Endocrine Abstracts

Introduction: In a recent 16-week Phase II study in patients with de novo, persistent or recurrent acromegaly, pasireotide effectively controlled GH and/or IGF-I levels in 56% of patients, and reduced tumor volume by >20% in 39% of patients. We present preliminary 6-month results from the ongoing extension phase of this study.

Methods: This extension study enrolled patients who achieved biochemical control (GH ≤2.5 μg/l and normalized IGF-I), or clinically relevant improvement, during 12 weeks’ pasireotide treatment in the core study. Patients received pasireotide at the dose (200, 400 or 600 μg sc bid) at which biochemical control was achieved in the core study, with dose adjustments up to 900 μg sc bid if required. Patients continued treatment for as long as benefit was derived. Pituitary MRI scans, acquired at months 0, 3 and 6, included T1-weighted sagittal and coronal, enhanced and unenhanced sequences, digitally assessed at a central laboratory. Tumor volume was calculated from coronal enhanced scans, as the sum of the tumor area on each image, multiplied by the effective section thickness.
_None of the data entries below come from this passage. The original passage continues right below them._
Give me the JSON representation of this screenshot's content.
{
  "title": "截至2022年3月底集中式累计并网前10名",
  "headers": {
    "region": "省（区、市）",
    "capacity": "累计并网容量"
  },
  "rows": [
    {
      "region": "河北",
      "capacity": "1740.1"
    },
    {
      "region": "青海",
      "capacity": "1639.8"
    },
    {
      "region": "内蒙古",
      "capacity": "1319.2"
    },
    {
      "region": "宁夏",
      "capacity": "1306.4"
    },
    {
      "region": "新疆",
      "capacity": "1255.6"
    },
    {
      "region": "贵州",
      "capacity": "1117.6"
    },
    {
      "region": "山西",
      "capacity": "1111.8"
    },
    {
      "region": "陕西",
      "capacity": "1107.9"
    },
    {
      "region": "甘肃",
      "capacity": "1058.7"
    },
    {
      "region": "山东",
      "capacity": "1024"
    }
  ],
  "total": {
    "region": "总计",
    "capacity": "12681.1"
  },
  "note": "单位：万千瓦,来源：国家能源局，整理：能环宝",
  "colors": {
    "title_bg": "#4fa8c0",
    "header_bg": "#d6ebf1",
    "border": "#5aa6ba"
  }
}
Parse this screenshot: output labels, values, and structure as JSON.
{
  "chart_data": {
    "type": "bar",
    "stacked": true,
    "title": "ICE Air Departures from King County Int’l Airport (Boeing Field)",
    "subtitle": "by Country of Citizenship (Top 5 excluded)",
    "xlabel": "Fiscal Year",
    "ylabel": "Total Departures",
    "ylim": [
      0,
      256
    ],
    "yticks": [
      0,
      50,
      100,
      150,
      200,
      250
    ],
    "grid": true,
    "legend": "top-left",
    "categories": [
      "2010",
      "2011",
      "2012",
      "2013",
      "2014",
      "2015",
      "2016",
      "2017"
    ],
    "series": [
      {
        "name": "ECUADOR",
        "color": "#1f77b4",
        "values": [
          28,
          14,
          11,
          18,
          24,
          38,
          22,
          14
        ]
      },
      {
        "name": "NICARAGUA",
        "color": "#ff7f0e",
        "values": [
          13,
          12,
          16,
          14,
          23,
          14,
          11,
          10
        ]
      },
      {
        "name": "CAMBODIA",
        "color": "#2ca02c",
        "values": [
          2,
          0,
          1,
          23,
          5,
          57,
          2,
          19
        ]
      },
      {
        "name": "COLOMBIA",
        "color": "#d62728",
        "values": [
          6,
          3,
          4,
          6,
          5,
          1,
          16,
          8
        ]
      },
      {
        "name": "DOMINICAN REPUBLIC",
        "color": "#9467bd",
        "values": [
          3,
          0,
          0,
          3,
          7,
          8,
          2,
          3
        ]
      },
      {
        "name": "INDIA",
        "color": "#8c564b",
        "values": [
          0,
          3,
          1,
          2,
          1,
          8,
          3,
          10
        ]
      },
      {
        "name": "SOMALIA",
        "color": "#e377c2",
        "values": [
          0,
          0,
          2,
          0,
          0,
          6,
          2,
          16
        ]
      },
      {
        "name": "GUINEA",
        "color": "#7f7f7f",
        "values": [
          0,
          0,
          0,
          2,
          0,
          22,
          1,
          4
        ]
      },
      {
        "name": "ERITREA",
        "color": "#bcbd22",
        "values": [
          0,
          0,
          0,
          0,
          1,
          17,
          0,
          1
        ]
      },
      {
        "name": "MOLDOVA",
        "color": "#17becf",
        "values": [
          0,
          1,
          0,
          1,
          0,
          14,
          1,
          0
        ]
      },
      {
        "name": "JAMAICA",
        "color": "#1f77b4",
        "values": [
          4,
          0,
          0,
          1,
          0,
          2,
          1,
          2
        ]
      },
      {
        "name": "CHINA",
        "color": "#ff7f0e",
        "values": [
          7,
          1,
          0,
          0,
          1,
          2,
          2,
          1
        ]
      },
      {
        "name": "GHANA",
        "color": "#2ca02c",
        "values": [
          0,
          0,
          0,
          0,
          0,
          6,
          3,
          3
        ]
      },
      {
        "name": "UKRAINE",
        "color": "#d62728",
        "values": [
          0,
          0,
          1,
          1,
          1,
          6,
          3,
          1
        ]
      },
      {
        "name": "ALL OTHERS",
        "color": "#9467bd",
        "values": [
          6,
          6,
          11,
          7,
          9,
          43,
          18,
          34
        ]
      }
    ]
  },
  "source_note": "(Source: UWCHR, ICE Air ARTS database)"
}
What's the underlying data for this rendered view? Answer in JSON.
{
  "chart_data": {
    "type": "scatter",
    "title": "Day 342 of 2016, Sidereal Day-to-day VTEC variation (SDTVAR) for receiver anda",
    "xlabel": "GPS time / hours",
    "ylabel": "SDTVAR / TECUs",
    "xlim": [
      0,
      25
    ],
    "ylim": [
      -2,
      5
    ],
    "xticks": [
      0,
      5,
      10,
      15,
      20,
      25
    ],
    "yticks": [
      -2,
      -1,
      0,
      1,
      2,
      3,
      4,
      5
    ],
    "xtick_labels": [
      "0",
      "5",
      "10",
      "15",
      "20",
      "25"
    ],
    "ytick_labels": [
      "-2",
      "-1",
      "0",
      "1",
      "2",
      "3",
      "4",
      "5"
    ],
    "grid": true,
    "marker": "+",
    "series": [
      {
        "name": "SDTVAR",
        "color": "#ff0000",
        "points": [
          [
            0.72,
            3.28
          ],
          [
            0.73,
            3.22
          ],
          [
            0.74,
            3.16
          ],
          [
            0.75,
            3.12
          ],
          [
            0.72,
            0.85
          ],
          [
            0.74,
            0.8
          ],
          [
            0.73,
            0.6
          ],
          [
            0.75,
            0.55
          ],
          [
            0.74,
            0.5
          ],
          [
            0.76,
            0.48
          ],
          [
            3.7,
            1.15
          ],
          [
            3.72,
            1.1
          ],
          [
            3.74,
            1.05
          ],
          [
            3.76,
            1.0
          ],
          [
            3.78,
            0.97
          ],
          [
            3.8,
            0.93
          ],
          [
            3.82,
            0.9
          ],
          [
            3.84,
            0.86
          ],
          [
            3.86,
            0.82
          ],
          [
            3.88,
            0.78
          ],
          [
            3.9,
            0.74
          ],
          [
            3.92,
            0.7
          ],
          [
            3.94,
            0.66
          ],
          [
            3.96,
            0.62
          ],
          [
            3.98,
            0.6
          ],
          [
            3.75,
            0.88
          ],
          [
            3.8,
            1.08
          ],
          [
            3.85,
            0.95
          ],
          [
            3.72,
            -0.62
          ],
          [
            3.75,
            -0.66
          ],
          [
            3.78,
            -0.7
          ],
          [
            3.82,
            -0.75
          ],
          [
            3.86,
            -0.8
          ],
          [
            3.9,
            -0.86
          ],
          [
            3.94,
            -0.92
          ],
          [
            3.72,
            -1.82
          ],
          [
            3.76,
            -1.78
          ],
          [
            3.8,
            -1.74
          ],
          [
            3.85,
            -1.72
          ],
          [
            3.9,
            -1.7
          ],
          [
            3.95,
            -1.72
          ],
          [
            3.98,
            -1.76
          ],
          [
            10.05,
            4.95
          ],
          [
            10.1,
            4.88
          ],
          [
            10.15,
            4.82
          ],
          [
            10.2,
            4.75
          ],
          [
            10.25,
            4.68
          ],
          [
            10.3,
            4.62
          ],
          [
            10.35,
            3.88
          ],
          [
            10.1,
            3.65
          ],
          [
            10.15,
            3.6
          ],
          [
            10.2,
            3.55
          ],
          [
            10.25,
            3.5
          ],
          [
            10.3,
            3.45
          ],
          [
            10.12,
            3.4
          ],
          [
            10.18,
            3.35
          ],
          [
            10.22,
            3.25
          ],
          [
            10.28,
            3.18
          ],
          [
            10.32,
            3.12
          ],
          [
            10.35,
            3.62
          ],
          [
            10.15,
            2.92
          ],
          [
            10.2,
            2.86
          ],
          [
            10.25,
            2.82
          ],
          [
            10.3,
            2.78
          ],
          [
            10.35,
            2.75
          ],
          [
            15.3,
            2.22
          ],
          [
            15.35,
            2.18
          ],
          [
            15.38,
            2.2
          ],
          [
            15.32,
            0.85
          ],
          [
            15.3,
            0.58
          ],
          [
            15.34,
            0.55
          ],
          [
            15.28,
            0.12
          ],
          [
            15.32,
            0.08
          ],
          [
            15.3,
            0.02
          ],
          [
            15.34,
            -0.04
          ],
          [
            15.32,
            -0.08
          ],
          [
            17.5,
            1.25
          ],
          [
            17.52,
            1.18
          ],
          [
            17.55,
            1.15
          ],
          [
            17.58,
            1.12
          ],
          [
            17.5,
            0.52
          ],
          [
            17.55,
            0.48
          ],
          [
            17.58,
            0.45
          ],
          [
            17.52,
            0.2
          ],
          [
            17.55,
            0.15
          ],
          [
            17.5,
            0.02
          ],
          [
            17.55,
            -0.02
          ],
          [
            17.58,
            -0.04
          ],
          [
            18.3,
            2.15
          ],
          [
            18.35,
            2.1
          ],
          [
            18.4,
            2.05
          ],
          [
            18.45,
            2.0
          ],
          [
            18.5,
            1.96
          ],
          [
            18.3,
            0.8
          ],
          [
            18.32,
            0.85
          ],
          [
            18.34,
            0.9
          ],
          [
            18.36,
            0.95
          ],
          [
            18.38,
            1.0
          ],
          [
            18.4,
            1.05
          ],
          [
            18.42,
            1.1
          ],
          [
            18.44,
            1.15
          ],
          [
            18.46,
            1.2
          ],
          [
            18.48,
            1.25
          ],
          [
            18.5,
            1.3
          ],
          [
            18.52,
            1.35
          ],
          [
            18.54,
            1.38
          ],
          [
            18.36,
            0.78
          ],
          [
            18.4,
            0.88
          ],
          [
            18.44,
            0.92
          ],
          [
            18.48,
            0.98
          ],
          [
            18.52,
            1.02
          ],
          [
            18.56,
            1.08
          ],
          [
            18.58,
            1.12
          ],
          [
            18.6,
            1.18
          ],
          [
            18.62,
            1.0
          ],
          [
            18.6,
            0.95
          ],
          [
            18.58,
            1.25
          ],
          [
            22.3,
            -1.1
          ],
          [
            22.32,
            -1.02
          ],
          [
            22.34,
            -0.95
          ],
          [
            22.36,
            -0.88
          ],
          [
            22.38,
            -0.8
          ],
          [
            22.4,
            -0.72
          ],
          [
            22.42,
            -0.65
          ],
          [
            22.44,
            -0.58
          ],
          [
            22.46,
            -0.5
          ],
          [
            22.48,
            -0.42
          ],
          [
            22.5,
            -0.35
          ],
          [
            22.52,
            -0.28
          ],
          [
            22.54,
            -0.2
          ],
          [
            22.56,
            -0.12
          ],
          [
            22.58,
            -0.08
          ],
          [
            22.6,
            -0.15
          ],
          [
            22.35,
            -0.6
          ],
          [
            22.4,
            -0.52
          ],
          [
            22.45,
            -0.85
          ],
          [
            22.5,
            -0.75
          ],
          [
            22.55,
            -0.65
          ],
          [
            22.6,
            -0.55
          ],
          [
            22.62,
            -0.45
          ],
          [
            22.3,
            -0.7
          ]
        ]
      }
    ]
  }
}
Results: Thirty patients entered the extension study. Of 26 patients who received pasireotide for at least 6 months, 65% achieved GH ≤2.5 μg/l and/or normalized IGF-I, 62% had normalized IGF-I and 42% achieved GH ≤2.5 μg/l. Nineteen patients had both baseline and per-protocol follow-up MRI scans at 6 months. Mean tumor volume reduction at 6 months was 18.1±4.6% S.E.M. for all 19 patients. In 10 of the 19 patients (53%), tumor volumes decreased by a mean of 33.4±4.2% (20% measurement error threshold).

Conclusions: These preliminary results show that pasireotide significantly reduced pituitary tumor volume in 53% of patients after 6 months of treatment, and reduced GH and/or IGF-I levels in 65% of patients, including those resistant to prior surgical or medical therapy.